In an effort to sustain the crucial provision in the order granting discharge from liability upon the judgment in favor of the father of the deceased minor, the bankrupt relies heavily upon Tinker v. Colwell, supra. But that case was decisively different. It involved the question whether a judgment for damages for criminal conversation represented a non-dischargeable liability for willful and malicious injury to the person or property of another.
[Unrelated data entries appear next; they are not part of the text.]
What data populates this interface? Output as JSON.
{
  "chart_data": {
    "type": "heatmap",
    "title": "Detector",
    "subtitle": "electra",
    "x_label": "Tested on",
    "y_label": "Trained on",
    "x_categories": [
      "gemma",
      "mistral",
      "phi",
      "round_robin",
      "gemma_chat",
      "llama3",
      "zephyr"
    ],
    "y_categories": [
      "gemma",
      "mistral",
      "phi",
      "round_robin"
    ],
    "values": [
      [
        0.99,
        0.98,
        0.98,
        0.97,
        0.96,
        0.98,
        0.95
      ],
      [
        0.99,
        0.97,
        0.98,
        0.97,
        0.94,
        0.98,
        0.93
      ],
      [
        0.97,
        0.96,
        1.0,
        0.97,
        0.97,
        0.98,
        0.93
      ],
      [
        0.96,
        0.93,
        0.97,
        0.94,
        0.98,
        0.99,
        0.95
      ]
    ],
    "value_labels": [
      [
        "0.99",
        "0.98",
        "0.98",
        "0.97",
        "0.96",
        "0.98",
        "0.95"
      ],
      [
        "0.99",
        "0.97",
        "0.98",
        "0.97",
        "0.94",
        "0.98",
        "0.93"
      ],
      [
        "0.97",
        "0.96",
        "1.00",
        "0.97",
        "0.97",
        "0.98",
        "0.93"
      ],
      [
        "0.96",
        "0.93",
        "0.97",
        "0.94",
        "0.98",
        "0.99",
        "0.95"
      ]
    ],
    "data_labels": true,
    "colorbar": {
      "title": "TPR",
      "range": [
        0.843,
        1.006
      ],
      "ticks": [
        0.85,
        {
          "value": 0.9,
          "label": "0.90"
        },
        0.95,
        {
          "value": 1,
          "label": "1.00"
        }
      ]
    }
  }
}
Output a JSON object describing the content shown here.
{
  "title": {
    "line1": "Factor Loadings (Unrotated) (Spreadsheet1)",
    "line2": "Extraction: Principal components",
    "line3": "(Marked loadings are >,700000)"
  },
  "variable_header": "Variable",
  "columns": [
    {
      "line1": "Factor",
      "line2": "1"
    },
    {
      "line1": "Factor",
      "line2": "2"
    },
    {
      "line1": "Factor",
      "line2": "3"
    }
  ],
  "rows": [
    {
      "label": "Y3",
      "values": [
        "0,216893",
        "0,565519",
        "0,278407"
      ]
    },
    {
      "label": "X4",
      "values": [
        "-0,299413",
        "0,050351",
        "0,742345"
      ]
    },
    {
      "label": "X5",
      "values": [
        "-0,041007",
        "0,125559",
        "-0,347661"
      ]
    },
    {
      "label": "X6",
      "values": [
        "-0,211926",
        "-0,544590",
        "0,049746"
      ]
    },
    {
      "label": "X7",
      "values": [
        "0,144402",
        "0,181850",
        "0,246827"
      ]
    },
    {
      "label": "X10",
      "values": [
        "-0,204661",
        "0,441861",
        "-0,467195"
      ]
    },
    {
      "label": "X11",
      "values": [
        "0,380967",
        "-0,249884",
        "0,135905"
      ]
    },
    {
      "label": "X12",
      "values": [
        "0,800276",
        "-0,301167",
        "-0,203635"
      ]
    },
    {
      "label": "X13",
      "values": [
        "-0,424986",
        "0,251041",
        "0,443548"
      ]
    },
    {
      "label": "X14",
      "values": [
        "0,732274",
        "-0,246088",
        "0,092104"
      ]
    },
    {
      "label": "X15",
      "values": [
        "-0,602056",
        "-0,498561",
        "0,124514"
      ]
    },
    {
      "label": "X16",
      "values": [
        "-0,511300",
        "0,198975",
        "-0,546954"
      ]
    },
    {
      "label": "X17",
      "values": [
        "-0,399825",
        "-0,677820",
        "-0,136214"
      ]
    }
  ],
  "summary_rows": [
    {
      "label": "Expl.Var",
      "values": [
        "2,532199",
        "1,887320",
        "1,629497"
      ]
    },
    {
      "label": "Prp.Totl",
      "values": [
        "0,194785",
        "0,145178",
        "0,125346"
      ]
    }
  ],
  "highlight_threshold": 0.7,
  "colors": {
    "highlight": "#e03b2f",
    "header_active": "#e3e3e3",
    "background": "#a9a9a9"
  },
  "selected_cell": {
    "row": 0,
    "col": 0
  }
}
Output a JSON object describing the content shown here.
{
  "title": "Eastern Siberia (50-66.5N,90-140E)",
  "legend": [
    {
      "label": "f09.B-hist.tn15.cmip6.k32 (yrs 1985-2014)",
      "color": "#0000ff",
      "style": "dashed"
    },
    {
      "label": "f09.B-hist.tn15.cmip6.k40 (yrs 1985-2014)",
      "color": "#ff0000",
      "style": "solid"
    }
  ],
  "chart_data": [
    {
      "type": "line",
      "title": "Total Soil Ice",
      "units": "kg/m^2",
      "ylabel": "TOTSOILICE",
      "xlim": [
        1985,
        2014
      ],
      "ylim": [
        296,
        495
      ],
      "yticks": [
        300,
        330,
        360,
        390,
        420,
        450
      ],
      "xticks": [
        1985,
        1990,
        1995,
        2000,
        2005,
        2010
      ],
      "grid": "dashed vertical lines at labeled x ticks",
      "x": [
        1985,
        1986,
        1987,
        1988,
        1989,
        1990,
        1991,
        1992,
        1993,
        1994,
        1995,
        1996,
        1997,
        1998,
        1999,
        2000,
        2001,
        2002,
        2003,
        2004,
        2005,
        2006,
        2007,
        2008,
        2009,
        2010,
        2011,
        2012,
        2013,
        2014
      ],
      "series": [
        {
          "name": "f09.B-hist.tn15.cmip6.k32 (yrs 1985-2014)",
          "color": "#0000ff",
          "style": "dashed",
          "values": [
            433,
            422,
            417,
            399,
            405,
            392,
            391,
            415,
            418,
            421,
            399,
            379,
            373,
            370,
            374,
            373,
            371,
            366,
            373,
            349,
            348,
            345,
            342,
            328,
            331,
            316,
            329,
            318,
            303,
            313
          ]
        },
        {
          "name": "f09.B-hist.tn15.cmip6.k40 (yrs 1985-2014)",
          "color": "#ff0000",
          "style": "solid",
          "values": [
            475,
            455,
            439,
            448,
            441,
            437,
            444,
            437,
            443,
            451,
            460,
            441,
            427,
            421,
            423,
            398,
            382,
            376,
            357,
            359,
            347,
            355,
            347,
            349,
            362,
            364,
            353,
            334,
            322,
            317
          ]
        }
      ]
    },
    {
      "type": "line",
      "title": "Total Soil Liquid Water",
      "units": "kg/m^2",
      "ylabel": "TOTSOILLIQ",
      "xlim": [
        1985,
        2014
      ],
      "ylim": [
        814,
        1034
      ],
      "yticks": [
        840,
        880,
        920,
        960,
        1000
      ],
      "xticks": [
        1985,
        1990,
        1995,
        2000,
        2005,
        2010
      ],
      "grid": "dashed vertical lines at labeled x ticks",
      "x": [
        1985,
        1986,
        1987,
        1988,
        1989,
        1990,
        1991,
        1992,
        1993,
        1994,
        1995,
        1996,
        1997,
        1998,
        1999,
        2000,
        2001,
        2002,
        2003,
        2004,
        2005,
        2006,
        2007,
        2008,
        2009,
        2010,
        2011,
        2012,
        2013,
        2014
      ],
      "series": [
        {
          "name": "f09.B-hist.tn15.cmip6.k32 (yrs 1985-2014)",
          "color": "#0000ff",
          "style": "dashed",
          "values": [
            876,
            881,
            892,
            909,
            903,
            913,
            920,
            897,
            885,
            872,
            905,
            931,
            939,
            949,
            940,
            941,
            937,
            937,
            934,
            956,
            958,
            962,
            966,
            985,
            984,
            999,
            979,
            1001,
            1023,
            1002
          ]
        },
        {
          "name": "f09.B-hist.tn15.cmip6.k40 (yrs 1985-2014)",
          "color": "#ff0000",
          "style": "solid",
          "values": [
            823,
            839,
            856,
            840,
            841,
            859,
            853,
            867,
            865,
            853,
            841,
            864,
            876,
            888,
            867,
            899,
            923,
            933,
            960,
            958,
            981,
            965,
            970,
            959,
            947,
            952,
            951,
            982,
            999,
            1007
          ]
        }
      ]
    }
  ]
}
It did not involve the question of dischargeability of a judgment for damages for injury to the person of another arising out of the reckless operation of an automobile upon a public thoroughfare in wanton disregard of the rights of others.
The order of discharge entered by the district court, insofar as it discharged the bankrupt from liability upon the judgment in favor of the father of the deceased minor, is reversed and the cause is remanded for further proceedings not in conflict with the views herein expressed.